Emmanuel Macron : Poutine ou Pétain ?

Satiriste polémiste
 

La rencontre entre Emmanuel Macron et Vladimir Poutine, dans la galerie des Batailles du château de Versailles, a permis de mettre en lumière la proximité de ces deux hommes que tout semble par ailleurs opposer. La manière dont les deux présidents ont été porté au pouvoir, en particulier, est étrangement comparable.

Emmanuel Macron, entre 2014 et 2017, est passé de l’anonymat presque total à la présidence de la République, tout comme Vladimir Poutine avait surgi sur la scène politique russe entre 1998 et 2000. Si l’on en croit les biographes du « tsar », cette ascension fulgurante a été téléguidée par le clan du président sortant, Boris Eltsine, et par les oligarques russes, ces puissants hommes d’affaires propriétaires de médias qui pillaient le pays depuis la chute du communisme et qui souhaitaient remplacer la marionnette Eltsine par une autre marionnette. En dehors des naïfs, chacun a compris qu’Emmanuel Macron a également été porté au pouvoir par l’entourage du président sortant et par de puissants oligarques propriétaires de médias.

Vladimir Poutine avait été choisi parce qu’il était considéré comme un fonctionnaire docile aisément manœuvrable. Après avoir servi au sein du KGB, il s’était mis au service du maire de Saint-Pétersbourg, accomplissant sans rechigner les hautes ou basses œuvres qui lui étaient confiées. Cette fidélité attira l’attention du clan Eltsine, qui avait besoin d’un directeur des services secrets prêt à couvrir leurs scandales.
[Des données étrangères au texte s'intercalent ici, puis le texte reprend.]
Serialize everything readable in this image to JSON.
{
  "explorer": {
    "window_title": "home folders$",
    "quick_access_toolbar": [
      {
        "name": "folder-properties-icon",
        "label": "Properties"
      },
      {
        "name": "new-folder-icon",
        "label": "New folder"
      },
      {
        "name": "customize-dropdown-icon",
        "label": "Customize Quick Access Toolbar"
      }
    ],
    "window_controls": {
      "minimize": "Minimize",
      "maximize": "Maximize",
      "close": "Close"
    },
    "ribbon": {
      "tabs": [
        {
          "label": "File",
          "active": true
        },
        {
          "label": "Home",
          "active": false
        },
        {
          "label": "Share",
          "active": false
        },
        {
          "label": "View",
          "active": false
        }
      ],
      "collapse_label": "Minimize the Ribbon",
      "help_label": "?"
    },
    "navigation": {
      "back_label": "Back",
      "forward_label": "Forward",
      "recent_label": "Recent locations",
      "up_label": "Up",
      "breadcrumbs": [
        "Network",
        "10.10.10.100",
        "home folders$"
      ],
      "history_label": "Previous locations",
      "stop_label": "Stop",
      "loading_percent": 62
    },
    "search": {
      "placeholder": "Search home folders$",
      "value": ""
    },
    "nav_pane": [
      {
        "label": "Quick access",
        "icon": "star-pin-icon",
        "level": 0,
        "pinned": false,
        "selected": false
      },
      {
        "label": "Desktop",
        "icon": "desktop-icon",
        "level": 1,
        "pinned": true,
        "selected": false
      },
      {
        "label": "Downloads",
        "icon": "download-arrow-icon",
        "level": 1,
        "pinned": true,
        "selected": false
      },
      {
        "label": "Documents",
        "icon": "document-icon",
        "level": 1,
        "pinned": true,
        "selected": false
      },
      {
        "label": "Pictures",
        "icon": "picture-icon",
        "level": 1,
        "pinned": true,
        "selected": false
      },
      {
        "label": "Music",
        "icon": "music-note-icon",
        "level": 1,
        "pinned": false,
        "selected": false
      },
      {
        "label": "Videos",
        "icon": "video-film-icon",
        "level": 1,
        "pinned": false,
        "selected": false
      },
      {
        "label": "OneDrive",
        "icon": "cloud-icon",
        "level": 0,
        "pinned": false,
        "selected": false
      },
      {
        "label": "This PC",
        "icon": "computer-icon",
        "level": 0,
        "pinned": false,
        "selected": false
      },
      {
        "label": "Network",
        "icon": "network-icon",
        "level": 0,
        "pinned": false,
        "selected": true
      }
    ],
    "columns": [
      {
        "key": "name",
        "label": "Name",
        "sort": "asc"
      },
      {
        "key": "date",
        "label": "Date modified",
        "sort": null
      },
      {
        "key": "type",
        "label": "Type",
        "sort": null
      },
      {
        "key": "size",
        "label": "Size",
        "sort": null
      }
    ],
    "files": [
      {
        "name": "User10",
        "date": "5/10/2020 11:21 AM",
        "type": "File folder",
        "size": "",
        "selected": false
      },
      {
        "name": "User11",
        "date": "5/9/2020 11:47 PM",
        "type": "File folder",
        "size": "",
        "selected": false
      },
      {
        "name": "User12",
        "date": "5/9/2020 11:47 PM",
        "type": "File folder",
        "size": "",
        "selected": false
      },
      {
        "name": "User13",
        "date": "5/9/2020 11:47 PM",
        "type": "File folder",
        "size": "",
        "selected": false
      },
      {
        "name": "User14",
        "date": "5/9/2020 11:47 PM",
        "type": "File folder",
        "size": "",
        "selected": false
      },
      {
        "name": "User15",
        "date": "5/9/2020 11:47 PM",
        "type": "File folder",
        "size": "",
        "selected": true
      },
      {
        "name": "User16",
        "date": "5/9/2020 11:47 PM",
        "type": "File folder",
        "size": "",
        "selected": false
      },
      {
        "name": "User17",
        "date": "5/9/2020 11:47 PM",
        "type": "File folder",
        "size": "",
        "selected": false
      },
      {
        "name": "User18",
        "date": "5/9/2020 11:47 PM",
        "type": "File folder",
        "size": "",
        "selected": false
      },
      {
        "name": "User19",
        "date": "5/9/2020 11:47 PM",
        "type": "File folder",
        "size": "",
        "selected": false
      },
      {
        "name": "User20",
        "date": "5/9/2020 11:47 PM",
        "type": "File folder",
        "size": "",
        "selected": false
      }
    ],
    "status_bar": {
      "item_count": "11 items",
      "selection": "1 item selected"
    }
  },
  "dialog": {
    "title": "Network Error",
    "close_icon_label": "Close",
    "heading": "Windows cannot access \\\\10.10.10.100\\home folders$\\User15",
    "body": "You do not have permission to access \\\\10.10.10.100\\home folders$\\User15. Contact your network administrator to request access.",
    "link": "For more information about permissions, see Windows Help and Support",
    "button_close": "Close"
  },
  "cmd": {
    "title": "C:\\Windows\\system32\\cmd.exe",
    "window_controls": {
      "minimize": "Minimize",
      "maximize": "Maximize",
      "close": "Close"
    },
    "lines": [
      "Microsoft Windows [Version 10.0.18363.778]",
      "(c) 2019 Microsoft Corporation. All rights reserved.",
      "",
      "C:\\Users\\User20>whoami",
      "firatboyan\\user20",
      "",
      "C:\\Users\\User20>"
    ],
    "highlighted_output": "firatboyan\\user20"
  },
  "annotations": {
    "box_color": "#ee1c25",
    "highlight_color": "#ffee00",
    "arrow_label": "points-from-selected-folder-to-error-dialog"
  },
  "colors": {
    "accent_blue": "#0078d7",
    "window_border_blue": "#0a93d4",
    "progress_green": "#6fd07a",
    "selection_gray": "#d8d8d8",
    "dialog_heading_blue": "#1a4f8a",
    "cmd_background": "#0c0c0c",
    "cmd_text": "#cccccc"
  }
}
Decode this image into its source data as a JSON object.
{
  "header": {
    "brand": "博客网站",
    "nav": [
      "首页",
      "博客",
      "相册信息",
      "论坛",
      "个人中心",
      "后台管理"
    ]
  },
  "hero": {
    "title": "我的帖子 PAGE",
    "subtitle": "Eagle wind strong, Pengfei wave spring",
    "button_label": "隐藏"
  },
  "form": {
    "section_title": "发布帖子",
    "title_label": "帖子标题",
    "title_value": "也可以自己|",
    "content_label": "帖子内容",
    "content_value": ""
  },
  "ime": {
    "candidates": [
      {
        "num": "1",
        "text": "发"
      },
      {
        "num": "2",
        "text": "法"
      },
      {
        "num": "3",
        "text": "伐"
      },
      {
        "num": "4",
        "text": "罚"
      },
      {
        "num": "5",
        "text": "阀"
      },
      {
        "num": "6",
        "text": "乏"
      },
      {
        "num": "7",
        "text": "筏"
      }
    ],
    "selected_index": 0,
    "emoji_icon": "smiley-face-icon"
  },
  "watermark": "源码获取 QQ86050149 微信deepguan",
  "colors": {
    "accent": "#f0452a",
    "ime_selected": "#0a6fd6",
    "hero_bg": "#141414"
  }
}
Emmanuel Macron s’est fait, lui aussi, repérer par les marionnettistes en servant efficacement et docilement leurs intérêts, d’abord comme banquier d’affaires, puis comme conseiller économique à l’Élysée.

On prétend que le milliardaire russe Boris Berezovsky est venu en personne au mois d’août 1999 jusqu’à Biarritz, lieu de villégiature de Vladimir Poutine, afin de lui proposer de devenir le prochain président à la place de l’alcoolique et sénile Eltsine, pour peu qu’il s’engageât à éviter les ennuis judiciaires au président sortant et à mener la politique économique souhaitée par les oligarques. On connaît la suite : Boris Eltsine nomma Poutine Premier ministre dès la fin du mois d’août et, le 31 décembre, il démissionnait, faisant de Poutine le président par intérim, une situation idéale pour emporter la présidentielle du mois de mars 2000. Emmanuel Macron a également été propulsé dans l’arène politique par des oligarques comme Henry Hermand afin de suppléer à la défaillance d’un Président usé jusqu’à la corde qui ne pouvait plus servir leurs intérêts. Ils surent donc convaincre François Hollande d’en faire son ministre de l’Économie, puis ce fut le lancement du produit « En Marche ! » avec un renfort de propagande qui aurait fait rougir les Russes !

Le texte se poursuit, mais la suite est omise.